Deutschland: Geographie

Deutschland liegt in Zentraleuropa und grenzt an Dänemark, Polen, Tschechien, Österreich, die Schweiz, Frankreich, Luxemburg, Belgien und die Niederlande. Im Norden bilden die Nordsee und die Ostsee die natürlichen Landesgrenzen. Zu Deutschland gehören u.a. die Ostfriesischen, Nordfriesischen Inseln, Helgoland und Düne in der Nordsee, sowie Rügen, Usedom, Fehmarn, Poel und Hiddensee in der Ostsee.
Die Gesamtfläche Deutschlands liegt bei 367030 Quadratkilometern. Es erstreckt sich von Norden nach Süden auf 876 Kilometer und von Osten nach Westen auf 640 Kilometer.

Administrativ gesehen ist Deutschland in die Bundesländer Baden-Württemberg, Bayern, Berlin, Brandenburg, Hessen, Mecklenburg-Vorpommern, Niedersachsen, Nordrhein-Westfalen, Rheinland-Pfalz, Saarland, Sachsen, Sachsen-Anhalt, Schleswig-Holstein, Thüringen sowie die Stadtstaaten Bremen und Hamburg aufgeteilt. Hauptstadt und Regierungssitz ist Berlin.

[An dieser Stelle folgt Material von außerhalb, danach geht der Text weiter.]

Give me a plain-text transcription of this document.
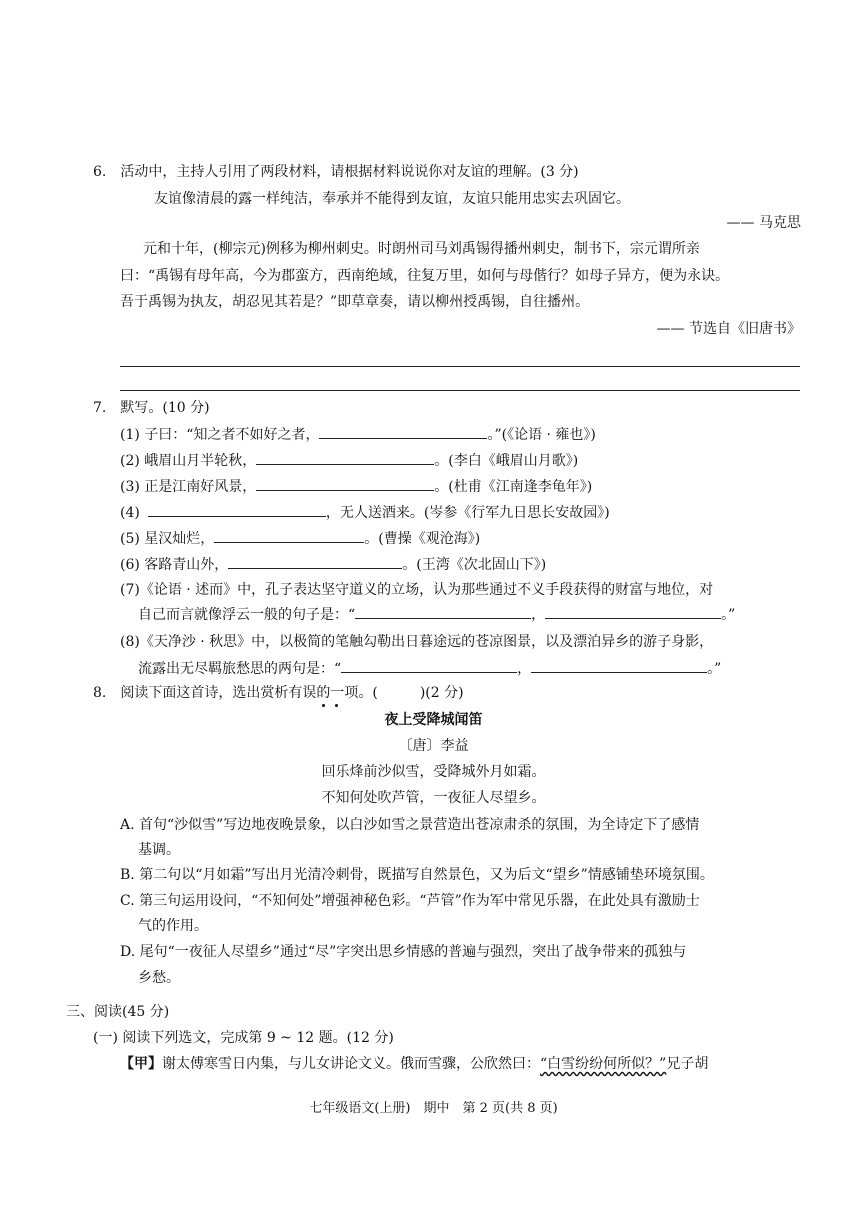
6.　活动中，主持人引用了两段材料，请根据材料说说你对友谊的理解。(3 分)
友谊像清晨的露一样纯洁，奉承并不能得到友谊，友谊只能用忠实去巩固它。
—— 马克思
元和十年，(柳宗元)例移为柳州刺史。时朗州司马刘禹锡得播州刺史，制书下，宗元谓所亲
曰：“禹锡有母年高，今为郡蛮方，西南绝域，往复万里，如何与母偕行？如母子异方，便为永诀。
吾于禹锡为执友，胡忍见其若是？”即草章奏，请以柳州授禹锡，自往播州。
—— 节选自《旧唐书》
7.　默写。(10 分)
(1) 子曰：“知之者不如好之者，	。”(《论语 · 雍也》)
(2) 峨眉山月半轮秋，	。(李白《峨眉山月歌》)
(3) 正是江南好风景，	。(杜甫《江南逢李龟年》)
(4)	，无人送酒来。(岑参《行军九日思长安故园》)
(5) 星汉灿烂，	。(曹操《观沧海》)
(6) 客路青山外，	。(王湾《次北固山下》)
(7)《论语 · 述而》中，孔子表达坚守道义的立场，认为那些通过不义手段获得的财富与地位，对
自己而言就像浮云一般的句子是：“	，	。”
(8)《天净沙 · 秋思》中，以极简的笔触勾勒出日暮途远的苍凉图景，以及漂泊异乡的游子身影，
流露出无尽羁旅愁思的两句是：“	，	。”
8.　阅读下面这首诗，选出赏析有误的一项。(　　　)(2 分)
夜上受降城闻笛
〔唐〕李益
回乐烽前沙似雪，受降城外月如霜。
不知何处吹芦管，一夜征人尽望乡。
A. 首句“沙似雪”写边地夜晚景象，以白沙如雪之景营造出苍凉肃杀的氛围，为全诗定下了感情
基调。
B. 第二句以“月如霜”写出月光清冷刺骨，既描写自然景色，又为后文“望乡”情感铺垫环境氛围。
C. 第三句运用设问，“不知何处”增强神秘色彩。“芦管”作为军中常见乐器，在此处具有激励士
气的作用。
D. 尾句“一夜征人尽望乡”通过“尽”字突出思乡情感的普遍与强烈，突出了战争带来的孤独与
乡愁。
三、阅读(45 分)
(一) 阅读下列选文，完成第 9 ~ 12 题。(12 分)
【甲】谢太傅寒雪日内集，与儿女讲论文义。俄而雪骤，公欣然曰：“白雪纷纷何所似？”兄子胡
七年级语文(上册)　期中　第 2 页(共 8 页)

Die Oberflächengestalt Deutschlands ist sehr vielfältig. Grob lässt sich das Relief in drei Naturlandschaften aufteilen:·

  • Im Norden das Tiefland
  • Im Zentrum die Mittelgebirge
  • Im Süden das Alpenvorland und die Alpen

Das Norddeutsche Tiefland liegt zwischen den Nord- und Ostseeküsten, sowie den mitteleuropäischen Mittelgebirgen. Die Nordseeküste ist überwiegend flach, mit zahlreichen Buchten. Die Ostseeküste ist in Schleswig-Holstein durch Förden zergliedert und in Mecklenburg-Vorpommern bestimmen Bodden das Landschaftsbild. Im Landesinneren dominieren Ebenen und weiter südlich hügelige Landschaften mit einer Höhe bis 200 Meter.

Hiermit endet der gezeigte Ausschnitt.